因AF有理，FK有理，BF有理，故BK有理。弧ACG等于弧ADG，且弧ABC等于弧AED，故余弧CG等于GD。连接AD，得角L为直角，CD为CL的二倍；同理角M为直角，AC为CM的二倍。

But the square on KF is rational, for the diameter is rational; therefore the square on MK is also rational; therefore MK is rational And, since BF is quadruple of FK, therefore BK is five times KF; therefore the square on BK is twenty-five times the square on KF. But the square on MK is five times the square on KF; therefore the square on BK is five times the square on KM; therefore the square on BK has not to the square on KM the ratio which a square number has to a square number; therefore BK is incommensurable in length with KM. [X. 9] And each of them is rational. Therefore BK, KM are rational straight lines commensurable in square only. But, if from a rational straight line there be subtracted a rational straight line which is commensurable with the whole in square only, the remainder is irrational, namely an apotome; therefore MB is an apotome and MK the annex to it. [X. 73] I say next that MB is also a fourth apotome. Let the square on N be equal to that by which the square on BK is greater than the square on KM; therefore the square on BK is greater than the square on KM by the square on N.

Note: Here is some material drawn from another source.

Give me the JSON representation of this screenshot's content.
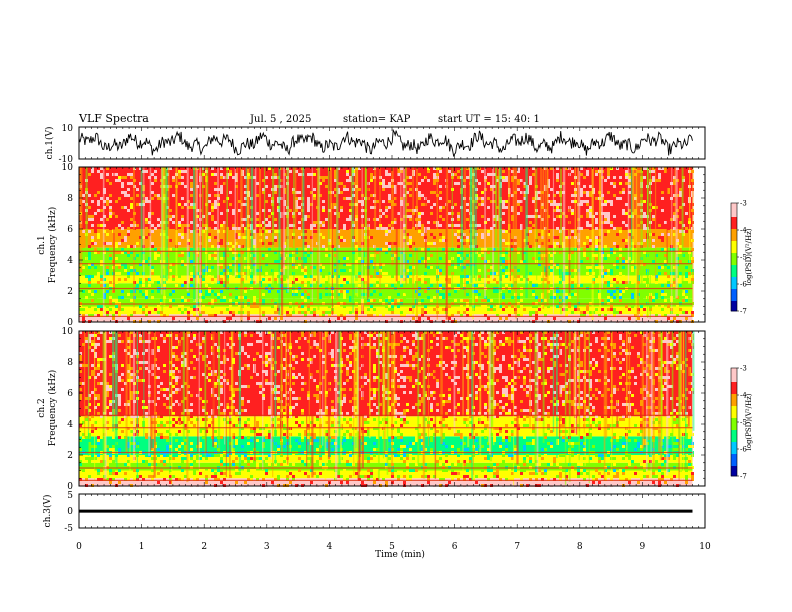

三角形ACL与AMF等角，故LC:CA=MF:FA。取二倍前项，得2LC:CA=2MF:FA；又2MF:FA=MF:FA/2，故2LC:CA=MF:FA/2。取半后项，得2LC:CA/2=MF:FA/4。因DC=2LC，CM=CA/2，FK=FA/4，故DC:CM=MF:FK。合比得(DC+CM):CM=MK:KF，平方得(DC+CM)^2:CM^2=MK^2:KF^2。

And, since KF is commensurable with FB, componendo also, KB is commensurable with FB. [X. 15] But BF is commensurable with BH; therefore BK is also commensurable with BH. [X. 12] And, since the square on BK is five times the square on KM, therefore the square on BK has to the square on KM the ratio which 5 has to 1. Therefore, convertendo, the square on BK has to the square on N the ratio which 5 has to 4 [V. 19, Por.], and this is not the ratio which a square number has to a square number; therefore BK is incommensurable with N; [X. 9] therefore the square on BK is greater than the square on KM by the square on a straight line incommensurable with BK. Since then the square on the whole BK is greater than the square on the annex KM by the square on a straight line incommensurable with BK, and the whole BK is commensurable with the rational straight line, BH, set out, therefore MB is a fourth apotome. [X. Deff. III. 4] But the rectangle contained by a rational straight line and a fourth apotome is irrational, and its square root is irrational, and is called minor. [X. 94] But the square on AB is equal to the rectangle HB, BM, because, when AH is joined, the triangle ABH is equiangular with the triangle ABM, and, as HB is to BA, so is AB to BM.

由XIII.8，AC被中末比分割，大段等于边DC；由XIII.1，大段加半整段之平方为半整段平方的五倍，故(DC+CM)^2=5CM^2。因此MK^2=5KF^2。KF^2有理，故MK^2有理，MK有理。又BF=4FK，故BK=5KF，BK^2=25KF^2，而MK^2=5KF^2，故BK^2:MK^2=5:1，非平方数比，故BK与KM长度不可公度，两者均为有理线段，仅平方可公度。由X.73，MB为余线，MK为附加线。又BK^2比KM^2大N^2，且BK与有理线段BH可公度，故MB为第四余线。由X.94，有理线段与第四余线所成矩形之平方根为无理线，称为次线。而AB^2=HB·BM，故AB为次线。